Today felt like a Sunday. It's been a long time since I've been able to say that. For the past two months -- yes, it's officially two months today! -- days have drifted. There never feels like a set time for relaxing. Every day you feel guilty about either working too much or too little, and I think people would be surprised by just how often we are holed up in a coffee shop or next to our hot spot rather than out exploring.
We try to strike a balance. So when we woke up today, groggy-eyed and bundled under the sheets, and I reached for the phone to check the time -- 8:56 a.m. -- it finally felt like Sunday.
We'd been up late the night before, Carson transcribing interviews for a big upcoming article and me up late working on spreadsheets and crunching numbers for the business I'm starting this spring. We'd also spent the previous 6 hours driving from Fort Yargo SP east of Atlanta down toward Mobile. Five hours in it occurred to us to call the park we were headed for -- Meaher SP -- to see if there was availability. Of course, us being us, there wasn't. They could get us in Sunday, but were full-up for the evening, busy with weekend campers. We pulled over at the nearest rest stop and started Googling nearby parks. In our earlier days of travel, this would have set us in a panic. But by now we knew the drill.
Carson found a park 15 miles away; I found one just outside of Mobile, but a good 45-minute drive. After busy signals and several calls, both said they could accommodate us, so long as we arrived before sundown. Itching to get some work in, we opted for the closer park. We turned down a state highway that passed by a towering state pen outside of Atmore, AL. Our first prison and our first cotton fields of the entire trip in one shot. Unfortunately, Little River State Park was not the "little known gem" its website so proudly proclaimed. Hookups were in the middle of an abandoned field, and "cabins" were actually a few single-wides near a lake. Stubbornly we stayed, ignoring all the warning signs. But after pulling Elsie through the rough, hole-pocked field, we found no working water at any of the scattered faucets.
We turned around, Carson got his refund, we pushed on.
Blakeley SP was only 50 minutes away, but we were fighting the quickly setting sun. Pushing 65, the limit for Elsie before we start to experience "sway", we made it just before the sun set. The proprietor was waiting for us, his porch light still on. I thought of Tom Bodett and the old Motel 6 commercials -- "we'll leave the light on for ya." He gave us site 8, "the best in the park" he muttered several times. We followed the gravel road to a huge pull-through site in the middle of a wooded area. It was a little rough, a little remote, but it would do.
Fast forward through hours of work, a little reading, and a good night's rest, and we met our first Sunday. I was the first to rise, heading outside for -- well, I won't sugar coat it for you: I had to pee.

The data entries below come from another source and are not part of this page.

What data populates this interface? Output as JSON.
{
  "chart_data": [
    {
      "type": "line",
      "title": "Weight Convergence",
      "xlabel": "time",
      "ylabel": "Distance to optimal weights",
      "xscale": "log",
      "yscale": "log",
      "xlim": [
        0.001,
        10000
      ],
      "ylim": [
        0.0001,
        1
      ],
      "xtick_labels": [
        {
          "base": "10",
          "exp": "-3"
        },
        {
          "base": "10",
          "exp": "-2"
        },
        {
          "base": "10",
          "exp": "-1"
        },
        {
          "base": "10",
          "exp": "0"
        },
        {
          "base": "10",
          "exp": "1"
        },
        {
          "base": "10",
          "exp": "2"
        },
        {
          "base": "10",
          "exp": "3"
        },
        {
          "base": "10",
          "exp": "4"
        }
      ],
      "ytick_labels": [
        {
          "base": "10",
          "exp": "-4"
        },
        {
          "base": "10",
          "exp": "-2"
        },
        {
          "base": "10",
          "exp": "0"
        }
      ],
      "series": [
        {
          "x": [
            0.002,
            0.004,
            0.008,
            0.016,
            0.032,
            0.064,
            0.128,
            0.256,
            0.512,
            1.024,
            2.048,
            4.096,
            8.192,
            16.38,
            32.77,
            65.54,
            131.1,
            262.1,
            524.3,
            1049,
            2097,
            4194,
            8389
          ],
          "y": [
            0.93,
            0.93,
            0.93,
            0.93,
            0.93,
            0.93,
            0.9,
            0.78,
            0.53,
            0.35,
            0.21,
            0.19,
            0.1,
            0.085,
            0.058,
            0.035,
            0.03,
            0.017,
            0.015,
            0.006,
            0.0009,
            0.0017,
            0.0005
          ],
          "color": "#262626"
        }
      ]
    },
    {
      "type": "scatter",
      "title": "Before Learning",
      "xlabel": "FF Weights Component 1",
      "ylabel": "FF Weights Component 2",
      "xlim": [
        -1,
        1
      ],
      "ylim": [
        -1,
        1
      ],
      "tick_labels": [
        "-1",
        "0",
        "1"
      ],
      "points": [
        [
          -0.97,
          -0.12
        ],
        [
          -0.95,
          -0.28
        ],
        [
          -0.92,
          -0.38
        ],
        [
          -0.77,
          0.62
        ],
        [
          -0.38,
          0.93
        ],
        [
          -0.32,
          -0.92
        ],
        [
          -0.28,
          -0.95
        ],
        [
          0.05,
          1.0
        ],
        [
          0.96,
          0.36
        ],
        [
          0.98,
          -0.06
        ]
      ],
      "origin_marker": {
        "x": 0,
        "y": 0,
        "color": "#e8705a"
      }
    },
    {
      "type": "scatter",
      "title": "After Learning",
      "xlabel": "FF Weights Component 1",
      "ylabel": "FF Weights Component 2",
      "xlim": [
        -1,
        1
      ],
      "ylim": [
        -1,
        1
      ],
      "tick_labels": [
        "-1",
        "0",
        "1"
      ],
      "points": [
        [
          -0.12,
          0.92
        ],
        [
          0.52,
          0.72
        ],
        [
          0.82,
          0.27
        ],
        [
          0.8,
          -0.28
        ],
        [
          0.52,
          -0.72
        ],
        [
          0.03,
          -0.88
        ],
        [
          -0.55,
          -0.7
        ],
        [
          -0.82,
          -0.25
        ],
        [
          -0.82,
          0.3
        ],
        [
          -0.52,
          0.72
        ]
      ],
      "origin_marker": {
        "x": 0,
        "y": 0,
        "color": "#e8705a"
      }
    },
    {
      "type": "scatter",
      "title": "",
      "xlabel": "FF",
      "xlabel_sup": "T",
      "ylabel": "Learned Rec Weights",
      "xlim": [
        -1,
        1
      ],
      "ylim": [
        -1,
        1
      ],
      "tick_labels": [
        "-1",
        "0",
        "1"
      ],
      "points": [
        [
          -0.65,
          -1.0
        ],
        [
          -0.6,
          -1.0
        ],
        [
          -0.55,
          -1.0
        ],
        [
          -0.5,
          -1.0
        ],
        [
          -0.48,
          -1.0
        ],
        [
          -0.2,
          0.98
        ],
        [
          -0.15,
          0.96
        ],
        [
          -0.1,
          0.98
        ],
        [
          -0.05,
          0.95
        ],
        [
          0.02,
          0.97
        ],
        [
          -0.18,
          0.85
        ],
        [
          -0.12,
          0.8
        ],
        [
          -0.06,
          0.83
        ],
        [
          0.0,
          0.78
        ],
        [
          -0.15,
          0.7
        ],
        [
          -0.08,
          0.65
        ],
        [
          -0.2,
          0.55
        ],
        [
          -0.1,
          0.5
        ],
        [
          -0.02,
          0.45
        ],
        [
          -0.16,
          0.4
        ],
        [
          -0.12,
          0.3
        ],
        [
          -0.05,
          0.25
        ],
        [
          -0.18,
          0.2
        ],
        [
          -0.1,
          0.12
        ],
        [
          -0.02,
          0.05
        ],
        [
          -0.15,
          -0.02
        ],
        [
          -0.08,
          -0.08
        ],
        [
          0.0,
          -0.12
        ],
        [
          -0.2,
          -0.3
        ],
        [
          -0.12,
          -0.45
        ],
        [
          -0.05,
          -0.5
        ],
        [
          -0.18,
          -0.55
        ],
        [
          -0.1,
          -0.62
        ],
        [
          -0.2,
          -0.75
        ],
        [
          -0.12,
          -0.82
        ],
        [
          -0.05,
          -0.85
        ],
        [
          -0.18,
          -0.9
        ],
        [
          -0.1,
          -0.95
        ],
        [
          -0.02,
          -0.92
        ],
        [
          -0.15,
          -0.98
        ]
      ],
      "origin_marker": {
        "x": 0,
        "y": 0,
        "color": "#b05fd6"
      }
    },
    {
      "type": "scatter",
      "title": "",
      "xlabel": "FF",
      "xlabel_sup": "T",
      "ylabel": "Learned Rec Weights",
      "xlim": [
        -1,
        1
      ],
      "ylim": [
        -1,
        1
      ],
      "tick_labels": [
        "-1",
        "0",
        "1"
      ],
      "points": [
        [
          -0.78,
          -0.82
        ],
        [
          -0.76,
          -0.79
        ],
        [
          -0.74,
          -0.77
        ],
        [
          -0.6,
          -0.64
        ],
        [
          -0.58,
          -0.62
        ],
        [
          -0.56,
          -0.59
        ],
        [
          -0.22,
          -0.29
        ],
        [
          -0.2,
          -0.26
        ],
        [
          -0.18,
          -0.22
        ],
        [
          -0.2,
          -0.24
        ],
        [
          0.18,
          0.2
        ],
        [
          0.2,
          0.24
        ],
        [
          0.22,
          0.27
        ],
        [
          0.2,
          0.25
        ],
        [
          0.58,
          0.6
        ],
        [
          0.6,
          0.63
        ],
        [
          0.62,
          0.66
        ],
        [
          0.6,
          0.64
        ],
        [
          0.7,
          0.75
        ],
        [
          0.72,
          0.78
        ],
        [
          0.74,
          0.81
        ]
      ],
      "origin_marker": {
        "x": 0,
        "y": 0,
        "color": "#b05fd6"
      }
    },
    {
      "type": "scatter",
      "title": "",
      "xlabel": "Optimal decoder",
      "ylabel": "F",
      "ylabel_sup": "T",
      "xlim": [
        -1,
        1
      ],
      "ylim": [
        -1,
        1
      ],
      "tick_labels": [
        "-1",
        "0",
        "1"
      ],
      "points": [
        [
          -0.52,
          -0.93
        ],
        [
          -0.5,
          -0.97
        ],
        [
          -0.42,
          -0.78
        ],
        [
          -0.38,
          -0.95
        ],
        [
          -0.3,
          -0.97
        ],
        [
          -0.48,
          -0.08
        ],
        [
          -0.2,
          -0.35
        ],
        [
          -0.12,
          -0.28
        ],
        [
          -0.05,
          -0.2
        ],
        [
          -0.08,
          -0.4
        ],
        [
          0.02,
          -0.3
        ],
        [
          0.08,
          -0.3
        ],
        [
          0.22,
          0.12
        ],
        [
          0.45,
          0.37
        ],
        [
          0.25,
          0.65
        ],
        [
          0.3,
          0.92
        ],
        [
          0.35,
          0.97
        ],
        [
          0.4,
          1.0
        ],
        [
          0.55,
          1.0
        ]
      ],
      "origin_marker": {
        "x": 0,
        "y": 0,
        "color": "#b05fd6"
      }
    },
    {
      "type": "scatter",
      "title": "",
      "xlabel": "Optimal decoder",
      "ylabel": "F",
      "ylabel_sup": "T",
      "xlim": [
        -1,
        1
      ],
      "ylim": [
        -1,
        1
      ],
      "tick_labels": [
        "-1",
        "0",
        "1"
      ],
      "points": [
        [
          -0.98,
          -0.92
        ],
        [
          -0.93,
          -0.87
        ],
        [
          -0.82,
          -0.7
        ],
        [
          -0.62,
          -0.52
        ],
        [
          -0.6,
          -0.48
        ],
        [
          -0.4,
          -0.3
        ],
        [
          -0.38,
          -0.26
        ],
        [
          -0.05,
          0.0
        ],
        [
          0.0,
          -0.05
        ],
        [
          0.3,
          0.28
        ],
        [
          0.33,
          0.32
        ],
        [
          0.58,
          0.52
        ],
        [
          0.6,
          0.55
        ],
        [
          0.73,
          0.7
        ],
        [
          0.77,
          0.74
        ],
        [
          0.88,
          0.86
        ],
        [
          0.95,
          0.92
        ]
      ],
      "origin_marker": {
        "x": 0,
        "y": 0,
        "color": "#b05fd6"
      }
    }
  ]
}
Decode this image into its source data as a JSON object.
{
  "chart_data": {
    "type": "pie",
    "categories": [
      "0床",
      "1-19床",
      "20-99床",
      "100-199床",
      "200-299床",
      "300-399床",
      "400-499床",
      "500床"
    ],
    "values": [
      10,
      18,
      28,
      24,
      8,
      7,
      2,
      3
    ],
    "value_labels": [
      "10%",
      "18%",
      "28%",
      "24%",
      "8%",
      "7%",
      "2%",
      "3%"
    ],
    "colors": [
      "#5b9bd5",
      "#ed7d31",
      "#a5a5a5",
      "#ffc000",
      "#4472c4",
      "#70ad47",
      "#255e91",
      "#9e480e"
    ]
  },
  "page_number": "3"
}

I was shocked to find bright, warm sun blinding me. I came back to report the good news. Carson opened the shade and basked in the light. "I could actually get a face tan," he joked. El Nino hasn't been kind to us. The sun, on a Sunday no less, felt kind of like a good practical joke.
I knew what to do: bake blueberry scones. Carson used to make me scones on Sunday night before I'd make the early morning drive to Durham, NC from Wilmington, NC -- a 3-hour trek both ways that I made weekly when we lived there. The habit stuck around long after my 4:00 a.m. Monday wake up calls. We'd occasionally make scones on a lazy Sunday, a little gesture that always said "I love you" without actually having to say it. We didn't have the right stuff for the real thing, but I keep baking mix on hand because I'm a 65-year-old deep down inside. I found a recipe online for baking mix scones, preheated the toaster oven and heated the kettle for our instant Maxwell House coffee.
It's not perfect, but this is as close to perfection as we get on the road. For a long time I've been thinking about how hard it is to take the compliment from friends, family and strangers that "we're so proud / inspired / happy that you're taking the this trip now, at your age." I always retort that they should ask us just how fun it is 6 months from now, when we're inevitably more road weary. I want to tell them that it's not easy. That it's exciting and rewarding, but also incredibly difficult and tiring and lonely sometimes.
But then we get a Sunday. And I think that we should just learn to take a compliment.